The article in the current issue of the International Journal of Sports Physical Therapy entitled “Using Big Data to Improve Human Health: How Experience from Other Industries Will Shape the Future” is both highly relevant and important to the readership of IJSPT as it will challenge our thinking of traditional clinical and research paradigms and approaches and present new possibilities.

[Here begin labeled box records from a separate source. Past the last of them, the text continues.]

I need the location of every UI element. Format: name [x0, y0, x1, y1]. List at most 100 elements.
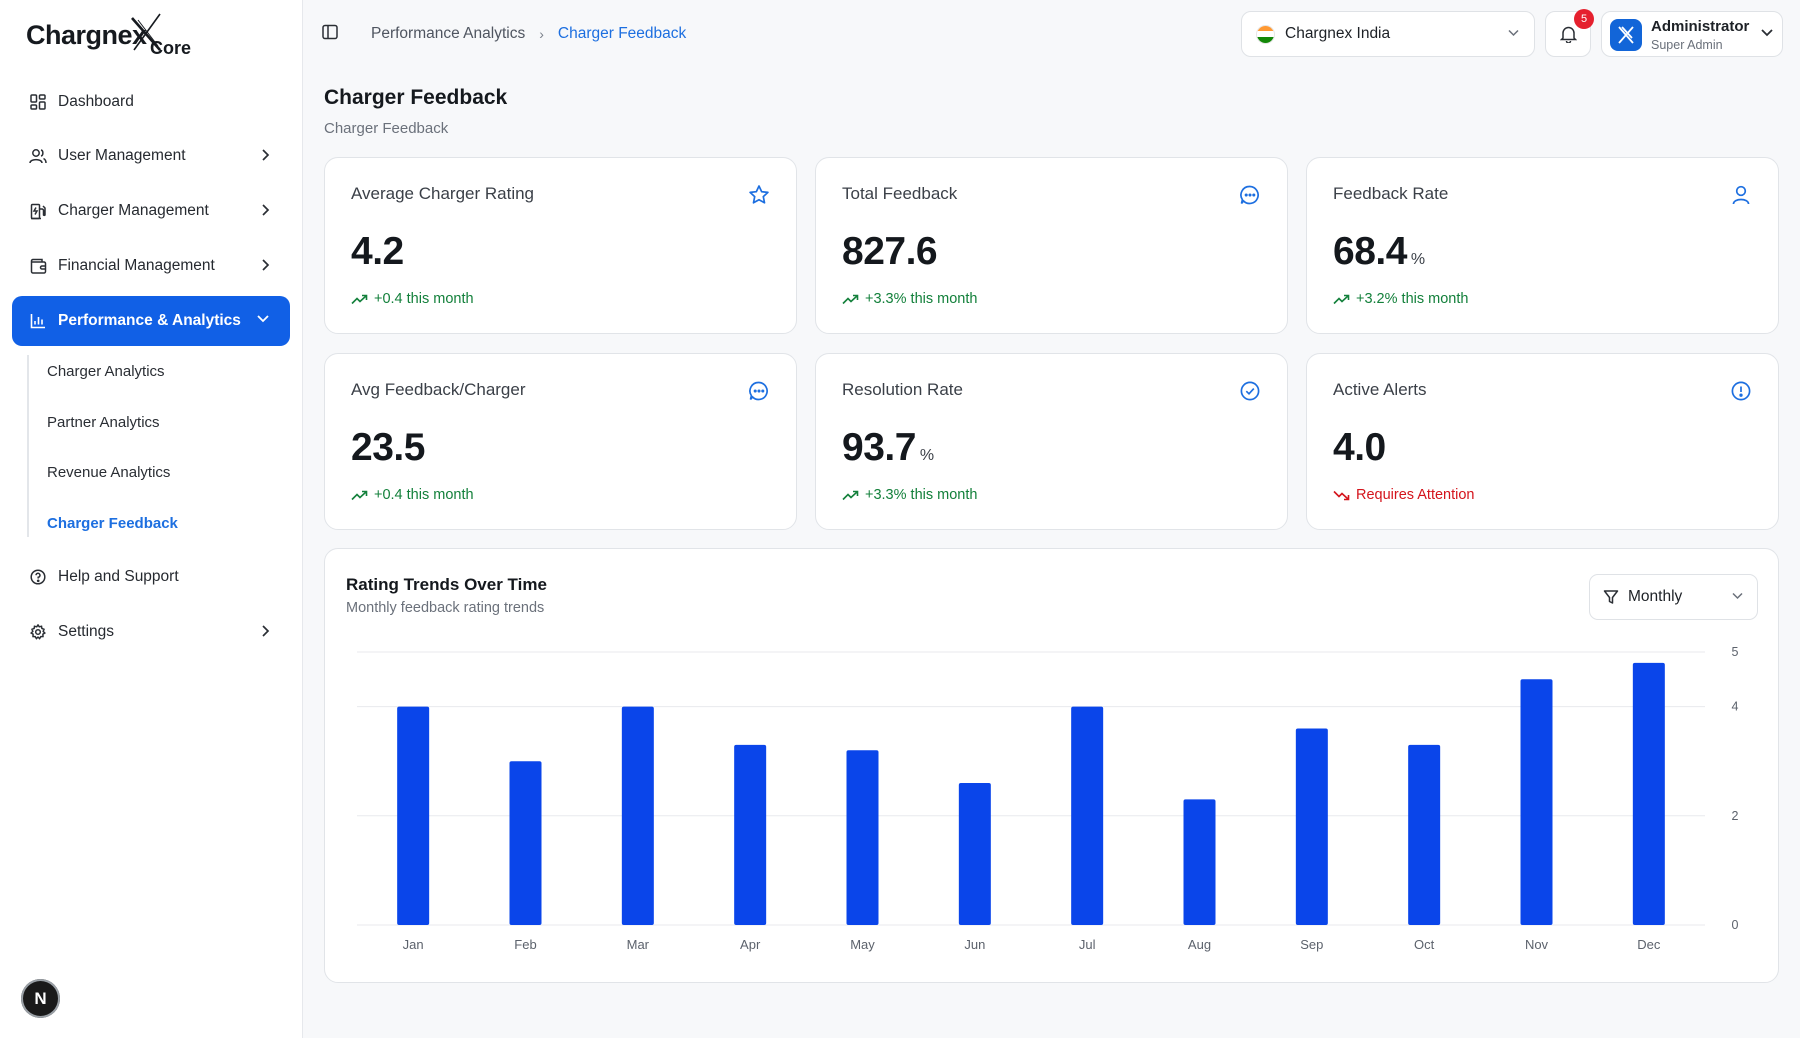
stat-card-avg-feedback-charger: Avg Feedback/Charger 23.5 +0.4 this mont… [324, 353, 797, 530]
bar-nov[interactable] [1520, 679, 1553, 925]
sidebar-item-label: Charger Management [58, 202, 209, 219]
stat-trend: +3.2% this month [1333, 291, 1468, 307]
x-tick-label: Mar [627, 937, 650, 952]
bar-dec[interactable] [1632, 662, 1665, 925]
y-tick-label: 4 [1732, 700, 1739, 714]
breadcrumb-parent[interactable]: Performance Analytics [371, 25, 526, 42]
notification-count-badge: 5 [1574, 9, 1594, 29]
stat-trend: +0.4 this month [351, 487, 474, 503]
sidebar-subitem-partner-analytics[interactable]: Partner Analytics [47, 414, 160, 431]
sidebar-item-dashboard[interactable]: Dashboard [12, 77, 290, 127]
breadcrumb-separator-icon: › [539, 26, 544, 42]
sidebar-item-label: Performance & Analytics [58, 312, 241, 329]
chevron-right-icon [262, 259, 270, 271]
stat-value: 827.6 [842, 230, 938, 273]
sidebar-item-charger-management[interactable]: Charger Management [12, 186, 290, 236]
bar-feb[interactable] [509, 761, 542, 925]
chevron-down-icon [1508, 29, 1519, 37]
help-circle-icon [29, 568, 47, 586]
x-tick-label: Nov [1525, 937, 1549, 952]
star-icon [749, 185, 769, 204]
bar-apr[interactable] [734, 744, 767, 925]
check-circle-icon [1240, 381, 1260, 401]
sidebar-item-financial-management[interactable]: Financial Management [12, 241, 290, 291]
period-select[interactable]: Monthly [1589, 574, 1758, 620]
period-select-value: Monthly [1628, 588, 1683, 605]
submenu-guide-line [27, 355, 29, 537]
sidebar-item-settings[interactable]: Settings [12, 607, 290, 657]
trending-up-icon [351, 294, 368, 304]
x-tick-label: May [850, 937, 875, 952]
avatar [1610, 19, 1642, 51]
y-tick-label: 5 [1732, 645, 1739, 659]
chevron-down-icon [257, 315, 269, 323]
bar-jun[interactable] [958, 783, 991, 925]
bar-sep[interactable] [1295, 728, 1328, 925]
x-tick-label: Jan [403, 937, 424, 952]
page-title: Charger Feedback [324, 86, 508, 109]
users-icon [29, 147, 47, 165]
chart-title: Rating Trends Over Time [346, 575, 547, 594]
stat-label: Average Charger Rating [351, 184, 535, 203]
sidebar-toggle-icon[interactable] [322, 24, 340, 42]
sidebar-item-label: Settings [58, 623, 115, 640]
trending-up-icon [842, 490, 859, 500]
x-tick-label: Jun [964, 937, 985, 952]
stat-card-total-feedback: Total Feedback 827.6 +3.3% this month [815, 157, 1288, 334]
bar-aug[interactable] [1183, 799, 1216, 925]
sidebar-item-user-management[interactable]: User Management [12, 131, 290, 181]
user-name: Administrator [1651, 18, 1750, 35]
breadcrumb: Performance Analytics › Charger Feedback [371, 25, 686, 43]
chat-icon [1240, 185, 1259, 205]
sidebar-item-help-support[interactable]: Help and Support [12, 552, 290, 602]
trending-up-icon [842, 294, 859, 304]
chart-subtitle: Monthly feedback rating trends [346, 600, 545, 616]
page-subtitle: Charger Feedback [324, 120, 449, 137]
stat-card-feedback-rate: Feedback Rate 68.4% +3.2% this month [1306, 157, 1779, 334]
trending-up-icon [1333, 294, 1350, 304]
stat-value: 68.4% [1333, 230, 1425, 273]
sidebar: Chargnex Core Dashboard User Management … [0, 0, 303, 1038]
bar-oct[interactable] [1408, 744, 1441, 925]
chat-icon [749, 381, 768, 401]
x-tick-label: Feb [514, 937, 536, 952]
chevron-down-icon [1732, 592, 1743, 600]
sidebar-subitem-charger-feedback[interactable]: Charger Feedback [47, 515, 178, 532]
sidebar-subitem-charger-analytics[interactable]: Charger Analytics [47, 363, 165, 380]
bar-jan[interactable] [397, 706, 430, 925]
sidebar-item-performance-analytics[interactable]: Performance & Analytics [12, 296, 290, 346]
stat-card-resolution-rate: Resolution Rate 93.7% +3.3% this month [815, 353, 1288, 530]
x-tick-label: Jul [1079, 937, 1096, 952]
stat-card-active-alerts: Active Alerts 4.0 Requires Attention [1306, 353, 1779, 530]
stat-trend: +0.4 this month [351, 291, 474, 307]
stat-trend: +3.3% this month [842, 291, 977, 307]
sidebar-item-label: User Management [58, 147, 186, 164]
dashboard-icon [29, 93, 47, 111]
wallet-icon [29, 257, 47, 275]
chevron-right-icon [262, 204, 270, 216]
gear-icon [29, 623, 47, 641]
stat-label: Total Feedback [842, 184, 958, 203]
bar-mar[interactable] [621, 706, 654, 925]
breadcrumb-current: Charger Feedback [557, 25, 687, 42]
region-select[interactable]: Chargnex India [1241, 11, 1535, 57]
logo[interactable]: Chargnex Core [26, 13, 196, 58]
trending-down-icon [1333, 490, 1350, 500]
bar-may[interactable] [846, 750, 879, 925]
bar-chart-icon [29, 312, 47, 330]
stat-value: 23.5 [351, 426, 425, 469]
stat-label: Resolution Rate [842, 380, 963, 399]
dev-tools-badge[interactable]: N [21, 979, 60, 1018]
x-tick-label: Apr [740, 937, 761, 952]
bar-jul[interactable] [1071, 706, 1104, 925]
sidebar-subitem-revenue-analytics[interactable]: Revenue Analytics [47, 464, 171, 481]
user-menu-button[interactable]: Administrator Super Admin [1601, 11, 1783, 57]
stat-value: 4.0 [1333, 426, 1386, 469]
y-tick-label: 2 [1732, 809, 1739, 823]
alert-circle-icon [1731, 381, 1751, 401]
stat-value: 4.2 [351, 230, 404, 273]
region-select-value: Chargnex India [1285, 25, 1391, 42]
stat-trend: Requires Attention [1333, 487, 1475, 503]
stat-label: Feedback Rate [1333, 184, 1449, 203]
chevron-right-icon [262, 625, 270, 637]
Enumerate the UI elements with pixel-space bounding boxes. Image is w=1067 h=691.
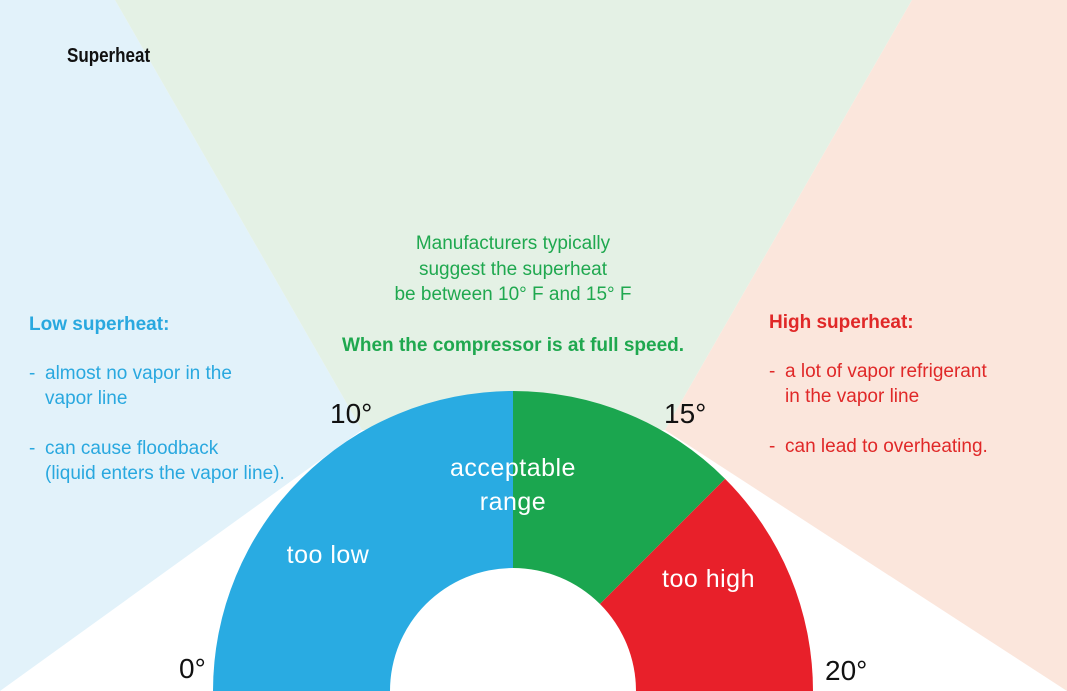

The goal of traditional medical and biostatistical inquiry has been to determine cause and effect, and hence predictive relationships between independent and dependent variables that are hypothesized to be important to human health. Early twentieth-century biostatisticians (see the great Ronald Fisher, for example) therefore established randomized control trials (RCTs) and data science approaches that aimed to compare the differences between test groups (intervention versus “control”). These traditional medical biostatistical approaches compare the differences between intervention versus “control” groups as the numerator and the measurement error in the denominator of the equations. Hence, the focus of these comparisons relies on highly precise measurements of both the differences between groups and the errors between groups, which are often quite challenging to determine. More recent data science approaches that utilize Artificial Intelligence schemes such as Machine Learning and Neural Networks do not require as much precision as they model off big data sets and rely on Big Data inputs to develop predictive algorithms.

It was purported by these early biostatisticians that cause and effect could only be determined with medical biostatistical approaches that utilized randomized controlled trials (RCTs). However, subsequently clinicians together with biostatisticians have attempted to determine cause and effect relationships using clinical cohort studies. Association and prediction are the key concepts that are sought for and utilized in these analyses. Obviously, these cohort studies can help us to determine the association, but can these studies actually be utilized to determine causation and to develop predictive algorithms? For example, clinical cohorts are regularly used to draw cause and effect relationships between musculoskeletal parameters such as body mass, and musculoskeletal injury, such as knee, ankle or shoulder, risk. This is especially the case for clinical questions in which RCTs would be unethical or impossible to conduct. Validation of these findings from clinical cohorts then become of crucial importance.

Studies of the reliability and validity of these cohort findings become necessary. These studies can be highly challenging, especially with limited datasets. There remains a substantial gap between these approaches and the determination of cause and effect and predictive relationships between these limited numbers of independent and dependent variables. Many important questions are raised in the article in this issue of IJSPT, which include: How does the biomedical statistical approach compare to these newer “Big Data” analyses? How can Artificial Intelligence approaches help us to accomplish these predictive goals with greater reliability and validity? Can we combine traditional and Machine Learning approaches for the determination of both cause-and-effect relationships and enhanced predictive capacity that can lead to markedly improved clinical outcomes? As the authors of this paper point out, the convergence of the two disparate approaches will be key to future advancements in biomedical research and its clinical utility.